From what I’ve seen Ubuntu LTS to LTS updates still work just fine. When I see a post on reddit asking why did it fail, it’s usually due to PPAs or because they upgraded to a LTS that released recently and something is wrong with the upgrade path. Mistakes happen, and get fixed. Windows 11 also fucked up some computers that attempted to upgrade to 24H2.
I totally get not trusting the distro anymore if it caused you so many problems tho.
I also want a progress bar or something to indicate when things are complete and I can resume doing whatever I had in min
This was actually added in 24.10. When you close the running app that wants to update, a progress bar appears under its icon in the dock. (https://youtu.be/MI0cN1tuZGU?t=5m44s)
As for the notifications, yes I can see them being annoying. But they can be turned off in the settings. In which case the ideal behaviour is you quitting the app, doing something else, and the apo quietly auto updating in the background. There are bugs. I experienced having to close Firefox for a few seconds because it wanted to update. This should be changed.
What I also don’t like is how you will encounter abandoned snaps such as qbittorrent, but under it there will be qbittorrent-something, the app maintained by another person. It would make a lot of sense to just transfer the ownership of qbittorrent
to the active maintainer.
Edit: Progress is also being made to make the Snap permissions behave similarly like apps on Android. A user will open Firefox, save an image, and a popup will ask whether Firefox should be allowed to access to Downloads, or to the entire Home folder. More permissions like this are expected to arrive in the future.

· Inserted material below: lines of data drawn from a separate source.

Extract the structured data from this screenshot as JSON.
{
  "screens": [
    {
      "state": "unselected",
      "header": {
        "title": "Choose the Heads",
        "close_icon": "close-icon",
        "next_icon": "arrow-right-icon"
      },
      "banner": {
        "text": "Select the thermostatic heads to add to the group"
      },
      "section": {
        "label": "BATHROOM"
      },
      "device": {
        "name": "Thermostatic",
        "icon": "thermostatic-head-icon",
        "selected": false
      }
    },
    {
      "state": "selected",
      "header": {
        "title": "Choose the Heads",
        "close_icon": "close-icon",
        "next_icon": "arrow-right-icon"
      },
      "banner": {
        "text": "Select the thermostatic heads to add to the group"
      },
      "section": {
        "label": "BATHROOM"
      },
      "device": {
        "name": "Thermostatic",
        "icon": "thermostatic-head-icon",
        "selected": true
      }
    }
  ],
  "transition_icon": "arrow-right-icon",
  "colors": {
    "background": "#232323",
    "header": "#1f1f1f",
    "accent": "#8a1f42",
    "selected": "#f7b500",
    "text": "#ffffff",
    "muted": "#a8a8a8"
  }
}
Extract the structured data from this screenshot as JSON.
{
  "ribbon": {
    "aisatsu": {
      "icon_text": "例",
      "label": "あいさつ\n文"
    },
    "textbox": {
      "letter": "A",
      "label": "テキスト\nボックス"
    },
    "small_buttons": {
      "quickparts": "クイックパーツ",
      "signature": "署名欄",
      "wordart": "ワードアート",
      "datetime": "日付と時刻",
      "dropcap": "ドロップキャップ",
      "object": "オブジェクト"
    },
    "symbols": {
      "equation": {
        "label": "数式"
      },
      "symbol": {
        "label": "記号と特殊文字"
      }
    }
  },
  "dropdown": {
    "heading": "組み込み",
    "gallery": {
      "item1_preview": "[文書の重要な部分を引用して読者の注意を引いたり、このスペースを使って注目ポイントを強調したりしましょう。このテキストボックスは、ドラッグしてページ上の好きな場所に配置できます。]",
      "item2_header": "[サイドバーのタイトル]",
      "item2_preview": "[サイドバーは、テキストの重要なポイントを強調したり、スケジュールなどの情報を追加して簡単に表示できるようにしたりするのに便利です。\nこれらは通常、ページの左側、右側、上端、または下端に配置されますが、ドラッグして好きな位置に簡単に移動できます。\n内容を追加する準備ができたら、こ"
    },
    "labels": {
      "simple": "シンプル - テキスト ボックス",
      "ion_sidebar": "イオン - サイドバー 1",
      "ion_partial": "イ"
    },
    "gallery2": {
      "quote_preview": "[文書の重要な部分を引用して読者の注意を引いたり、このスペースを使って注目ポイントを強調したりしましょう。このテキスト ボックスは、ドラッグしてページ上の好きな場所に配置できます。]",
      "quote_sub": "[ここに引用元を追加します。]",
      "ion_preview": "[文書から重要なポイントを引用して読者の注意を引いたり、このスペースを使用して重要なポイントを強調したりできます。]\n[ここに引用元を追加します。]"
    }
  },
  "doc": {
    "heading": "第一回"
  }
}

He is a true CEO of Linux. Has no clue about what he’s doing but he’s very confident. He should’ve at least read a tiny bit about how this works. Such as, you can’t go and install apt packages without updating your system first, or else you will run into issues. You also can’t use a GUI apt frontend as well as apt via the command line. Some of the errors he encountered are totally Ubuntu’s fault tho, such as the broken installer.